# Power steering 1985 535i problem defies experts-HELP



## jstcl (Apr 28, 2006)

Hello, I have recently bought a beautiful 1985 535i, with full knowledge the power steering pump which was leaking needed replacing. Upon replacing it, the new pump started emitting a VERY loud whining noise, which was loudest at low rpms, and when cold. When warm, and upwards of 2500 rpms, the noise almost completely abated. Also when cold practically no assist to the steering. When warm, assist returned. 

Took it to a shop which has specialized in BMW for 20 years here in Boulder, they took it step by step. First get another pump installed. No change. Then then next link to replace was the fluid apportioning valve (directs half pressure to steering box, half to brakes), a $650 part. No change. Lines were rerouted to see if the blockage was in the steering box. The problem is not in the steering box. 

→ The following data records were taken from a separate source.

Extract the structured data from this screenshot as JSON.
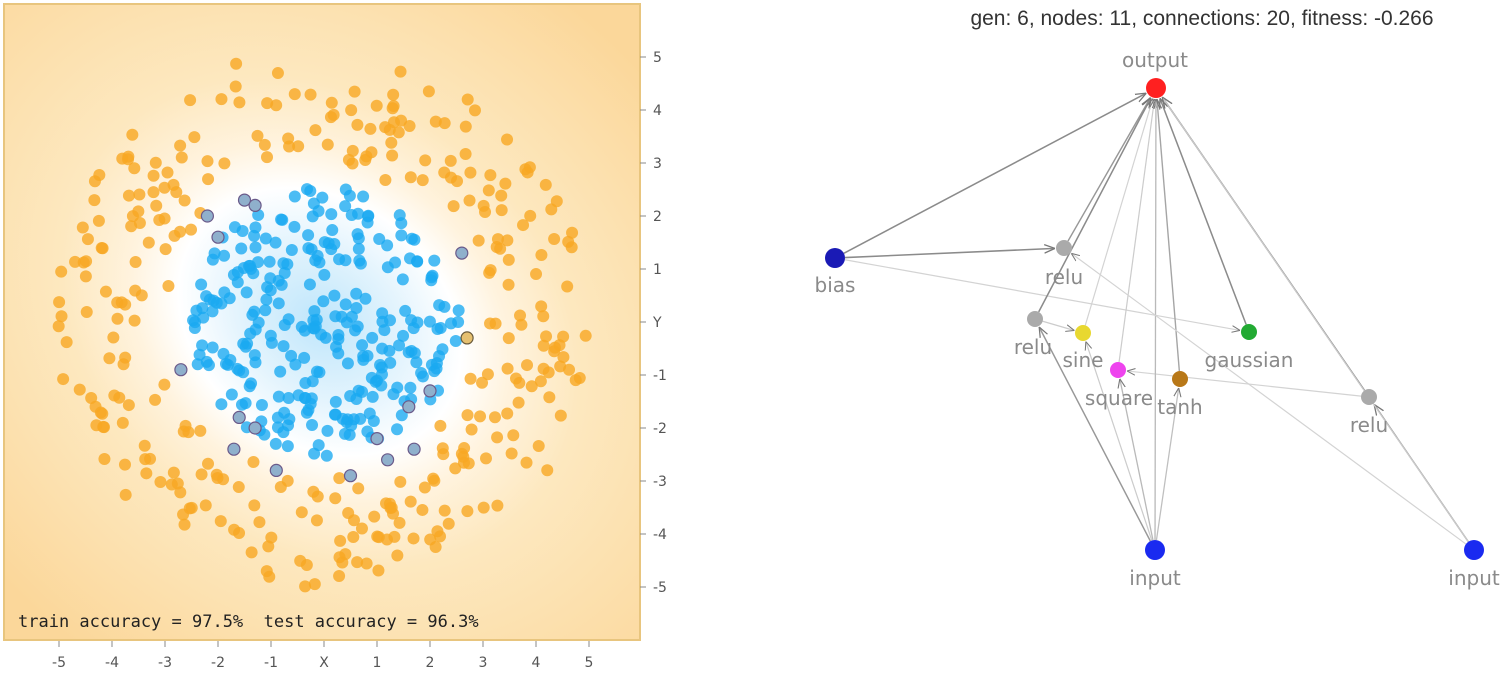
{
  "chart_data": [
    {
      "type": "scatter",
      "xlabel": "X",
      "ylabel": "Y",
      "xlim": [
        -6,
        6
      ],
      "ylim": [
        -6,
        6
      ],
      "x_ticks": [
        "-5",
        "-4",
        "-3",
        "-2",
        "-1",
        "X",
        "1",
        "2",
        "3",
        "4",
        "5"
      ],
      "y_ticks": [
        "5",
        "4",
        "3",
        "2",
        "1",
        "Y",
        "-1",
        "-2",
        "-3",
        "-4",
        "-5"
      ],
      "accuracy_text": "train accuracy = 97.5%  test accuracy = 96.3%",
      "background": "decision surface: orange outside, light blue near the center, white boundary at r ≈ 3",
      "series": [
        {
          "class": "orange",
          "color": "#f7a823",
          "distribution": "ring, radius ≈ 3 to 5",
          "count_est": 320
        },
        {
          "class": "blue",
          "color": "#1aa9f1",
          "distribution": "disc, radius ≈ 0 to 2.6",
          "count_est": 280
        }
      ],
      "misclassified": {
        "blue_points_outside": [
          [
            -2.2,
            2.0
          ],
          [
            -2.0,
            1.6
          ],
          [
            -1.5,
            2.3
          ],
          [
            -1.3,
            2.2
          ],
          [
            -2.7,
            -0.9
          ],
          [
            -1.6,
            -1.8
          ],
          [
            -1.3,
            -2.0
          ],
          [
            -1.7,
            -2.4
          ],
          [
            -0.9,
            -2.8
          ],
          [
            1.0,
            -2.2
          ],
          [
            1.2,
            -2.6
          ],
          [
            1.7,
            -2.4
          ],
          [
            0.5,
            -2.9
          ],
          [
            1.6,
            -1.6
          ],
          [
            2.0,
            -1.3
          ],
          [
            2.6,
            1.3
          ]
        ],
        "orange_points_inside": [
          [
            2.7,
            -0.3
          ]
        ]
      }
    },
    {
      "type": "network",
      "header": "gen: 6, nodes: 11, connections: 20, fitness: -0.266",
      "nodes": [
        {
          "id": "output",
          "label": "output",
          "color": "#ff2020"
        },
        {
          "id": "bias",
          "label": "bias",
          "color": "#1a1ab5"
        },
        {
          "id": "relu1",
          "label": "relu",
          "color": "#aaaaaa"
        },
        {
          "id": "relu2",
          "label": "relu",
          "color": "#aaaaaa"
        },
        {
          "id": "sine",
          "label": "sine",
          "color": "#e8d830"
        },
        {
          "id": "square",
          "label": "square",
          "color": "#ee44ee"
        },
        {
          "id": "tanh",
          "label": "tanh",
          "color": "#b87818"
        },
        {
          "id": "gaussian",
          "label": "gaussian",
          "color": "#22aa33"
        },
        {
          "id": "relu3",
          "label": "relu",
          "color": "#aaaaaa"
        },
        {
          "id": "input1",
          "label": "input",
          "color": "#1a2af0"
        },
        {
          "id": "input2",
          "label": "input",
          "color": "#1a2af0"
        }
      ],
      "edges": [
        {
          "from": "bias",
          "to": "output",
          "strength": 0.7
        },
        {
          "from": "bias",
          "to": "relu1",
          "strength": 0.7
        },
        {
          "from": "bias",
          "to": "gaussian",
          "strength": 0.15
        },
        {
          "from": "relu1",
          "to": "output",
          "strength": 0.6
        },
        {
          "from": "relu2",
          "to": "output",
          "strength": 0.7
        },
        {
          "from": "relu2",
          "to": "sine",
          "strength": 0.2
        },
        {
          "from": "sine",
          "to": "output",
          "strength": 0.15
        },
        {
          "from": "square",
          "to": "output",
          "strength": 0.2
        },
        {
          "from": "tanh",
          "to": "output",
          "strength": 0.5
        },
        {
          "from": "gaussian",
          "to": "output",
          "strength": 0.7
        },
        {
          "from": "relu3",
          "to": "output",
          "strength": 0.8
        },
        {
          "from": "relu3",
          "to": "square",
          "strength": 0.15
        },
        {
          "from": "input1",
          "to": "output",
          "strength": 0.35
        },
        {
          "from": "input1",
          "to": "relu2",
          "strength": 0.6
        },
        {
          "from": "input1",
          "to": "sine",
          "strength": 0.2
        },
        {
          "from": "input1",
          "to": "square",
          "strength": 0.35
        },
        {
          "from": "input1",
          "to": "tanh",
          "strength": 0.3
        },
        {
          "from": "input2",
          "to": "relu3",
          "strength": 0.7
        },
        {
          "from": "input2",
          "to": "relu1",
          "strength": 0.15
        },
        {
          "from": "input2",
          "to": "output",
          "strength": 0.2
        }
      ]
    }
  ]
}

After 3.5 hours of labor and no resolution of the problem, he had to admit he was stumped. Anybody out there ever had this problem, and if so, what solution???
thanks,
hoping to catch this ghost in the machine,


----------



## Ågent99 (Jan 7, 2002)

There is a good Independent BMW place in Broomfield that you might consider contacting. Try online Yellow Pages or Googling to find them. Dunno the name but I know they are good.


----------